We had three days in Amsterdam in a great little hotel Ron found just a block from the Rijksmuseum and the Concertgebouw. We didn't get any museums visited, but we had our share of concerts: a youth orchestra on Thursday and the Rosenberg Trio + friends (Stephane Grappelli / Django Reinhart style jazz) on Friday at the Concertgebouw, and a Bach recital on the magnificent organ of the Westerkirk Saturday afternoon, so we did get cultured up. Friday we tried to get to a cheese market in a small town to the north, but we missed it by half an hour. Never mind, it was a pretty train trip. We also nibbled on a hemp-seed chocolate bar we picked up at the flower market Saturday, but we didn't really enjoy the effects. I got even more sleepy and stupid than usual, and Ron turned bright red. So we're not tempted to add to our list of favourite intoxicants yet. But we like Amsterdam.
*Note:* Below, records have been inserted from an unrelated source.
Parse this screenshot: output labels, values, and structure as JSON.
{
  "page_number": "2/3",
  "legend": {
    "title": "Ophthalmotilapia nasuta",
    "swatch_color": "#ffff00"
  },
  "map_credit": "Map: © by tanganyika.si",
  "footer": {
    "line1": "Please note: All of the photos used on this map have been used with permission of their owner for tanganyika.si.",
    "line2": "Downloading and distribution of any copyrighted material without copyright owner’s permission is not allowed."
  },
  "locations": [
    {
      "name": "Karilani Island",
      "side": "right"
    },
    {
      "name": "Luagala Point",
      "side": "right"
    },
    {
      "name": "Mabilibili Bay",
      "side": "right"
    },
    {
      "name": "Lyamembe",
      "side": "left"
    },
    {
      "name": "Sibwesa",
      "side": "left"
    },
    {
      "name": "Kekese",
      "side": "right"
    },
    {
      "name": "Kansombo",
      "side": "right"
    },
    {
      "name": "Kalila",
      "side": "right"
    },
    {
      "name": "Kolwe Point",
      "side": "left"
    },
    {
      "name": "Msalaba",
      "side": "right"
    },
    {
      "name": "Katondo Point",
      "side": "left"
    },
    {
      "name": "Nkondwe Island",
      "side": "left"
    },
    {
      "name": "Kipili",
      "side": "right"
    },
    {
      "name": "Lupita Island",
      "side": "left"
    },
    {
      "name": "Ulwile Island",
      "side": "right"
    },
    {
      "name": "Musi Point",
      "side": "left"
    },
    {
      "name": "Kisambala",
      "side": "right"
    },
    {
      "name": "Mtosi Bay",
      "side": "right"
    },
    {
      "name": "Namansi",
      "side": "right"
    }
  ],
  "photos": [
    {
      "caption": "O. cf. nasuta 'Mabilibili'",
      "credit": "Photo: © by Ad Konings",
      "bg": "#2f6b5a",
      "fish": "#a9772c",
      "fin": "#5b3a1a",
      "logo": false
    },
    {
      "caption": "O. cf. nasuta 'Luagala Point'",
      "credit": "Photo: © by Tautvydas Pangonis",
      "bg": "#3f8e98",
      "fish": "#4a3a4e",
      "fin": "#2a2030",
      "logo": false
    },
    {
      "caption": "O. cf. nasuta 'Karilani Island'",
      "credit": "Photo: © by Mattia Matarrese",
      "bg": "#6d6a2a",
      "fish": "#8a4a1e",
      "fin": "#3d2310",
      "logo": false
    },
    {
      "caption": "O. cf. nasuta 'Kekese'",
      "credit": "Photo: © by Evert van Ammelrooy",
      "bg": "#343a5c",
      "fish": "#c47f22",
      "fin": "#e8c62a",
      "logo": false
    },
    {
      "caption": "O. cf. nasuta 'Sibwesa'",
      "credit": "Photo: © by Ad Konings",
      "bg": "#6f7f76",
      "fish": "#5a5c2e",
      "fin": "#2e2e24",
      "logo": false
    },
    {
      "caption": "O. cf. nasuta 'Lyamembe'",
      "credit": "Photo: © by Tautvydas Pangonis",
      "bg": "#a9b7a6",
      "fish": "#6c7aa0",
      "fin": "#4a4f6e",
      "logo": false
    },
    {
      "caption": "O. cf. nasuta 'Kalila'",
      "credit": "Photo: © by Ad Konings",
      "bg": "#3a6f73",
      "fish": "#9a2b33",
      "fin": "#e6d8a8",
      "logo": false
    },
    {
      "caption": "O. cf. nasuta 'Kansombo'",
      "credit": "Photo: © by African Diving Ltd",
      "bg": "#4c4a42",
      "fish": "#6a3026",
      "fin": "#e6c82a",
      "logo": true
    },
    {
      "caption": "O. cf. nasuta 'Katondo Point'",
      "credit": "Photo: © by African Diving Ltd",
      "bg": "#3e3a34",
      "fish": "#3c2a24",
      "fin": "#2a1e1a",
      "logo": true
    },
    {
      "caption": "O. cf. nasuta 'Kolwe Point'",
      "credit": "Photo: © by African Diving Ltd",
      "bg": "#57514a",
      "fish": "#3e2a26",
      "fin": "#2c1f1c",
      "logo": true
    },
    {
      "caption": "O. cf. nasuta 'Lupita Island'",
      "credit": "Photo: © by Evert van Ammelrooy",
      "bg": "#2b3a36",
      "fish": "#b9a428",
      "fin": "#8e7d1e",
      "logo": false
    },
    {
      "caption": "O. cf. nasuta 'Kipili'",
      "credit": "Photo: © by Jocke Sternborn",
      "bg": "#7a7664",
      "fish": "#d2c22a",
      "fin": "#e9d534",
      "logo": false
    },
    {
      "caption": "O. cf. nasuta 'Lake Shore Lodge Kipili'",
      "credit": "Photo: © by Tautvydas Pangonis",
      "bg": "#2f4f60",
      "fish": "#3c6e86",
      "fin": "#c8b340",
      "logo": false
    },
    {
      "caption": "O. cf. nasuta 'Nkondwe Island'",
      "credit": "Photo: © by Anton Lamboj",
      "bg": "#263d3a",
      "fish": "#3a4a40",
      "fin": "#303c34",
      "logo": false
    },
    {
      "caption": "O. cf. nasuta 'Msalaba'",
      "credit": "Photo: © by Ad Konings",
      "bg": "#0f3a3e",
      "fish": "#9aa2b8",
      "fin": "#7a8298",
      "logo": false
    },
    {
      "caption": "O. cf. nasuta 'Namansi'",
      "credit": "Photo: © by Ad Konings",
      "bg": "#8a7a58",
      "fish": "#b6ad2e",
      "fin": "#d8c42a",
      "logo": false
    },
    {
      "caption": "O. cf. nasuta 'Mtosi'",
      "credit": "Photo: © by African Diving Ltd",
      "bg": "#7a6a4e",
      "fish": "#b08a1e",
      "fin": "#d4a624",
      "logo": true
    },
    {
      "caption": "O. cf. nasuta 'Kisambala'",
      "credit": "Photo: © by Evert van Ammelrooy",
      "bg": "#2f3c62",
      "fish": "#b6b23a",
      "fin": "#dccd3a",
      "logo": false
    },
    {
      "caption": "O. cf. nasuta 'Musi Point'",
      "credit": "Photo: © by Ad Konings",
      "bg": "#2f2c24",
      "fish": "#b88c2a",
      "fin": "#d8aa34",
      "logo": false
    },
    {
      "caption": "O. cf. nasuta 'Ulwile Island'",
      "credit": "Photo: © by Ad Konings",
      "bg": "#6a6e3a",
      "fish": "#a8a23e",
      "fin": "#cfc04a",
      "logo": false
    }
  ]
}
So we're heading home. I for one am looking forward to a bit of utter torpitude and some catching up with email, pictures, knitting and other good stuff. Stay tuned for a knitter's view of the North Atlantic and a couple of patterns I came up with while we were away.

Monday, July 14, 2008

A Week and a Bit in England

As usual I'm days behind in updating people on our whereabouts - and almost out of minutes on BT OpenZone, which is one of my least favourite ways of getting at the internet. Anyway... We're in Exeter, in southwest England - Devon - just back from a less-than-lucrative day at the races at Newton Abbott. It was a good day nonetheless.

So far we've done plays and concerts in London (Hairspray, the Monteverdi Choir's wonderful performance of music by Schutz, Durufle and others, and Spamalot), spent much too little time exploring Penzance and the rest of Cornwall, and have poked around Exmoor with a couple of locals who run "Southwest Safari" - very much worth doing if you have a chance. I've been uploading pictures to Flickr as possible, so have a look there at some of what we've been doing. Time's almost up - over and out!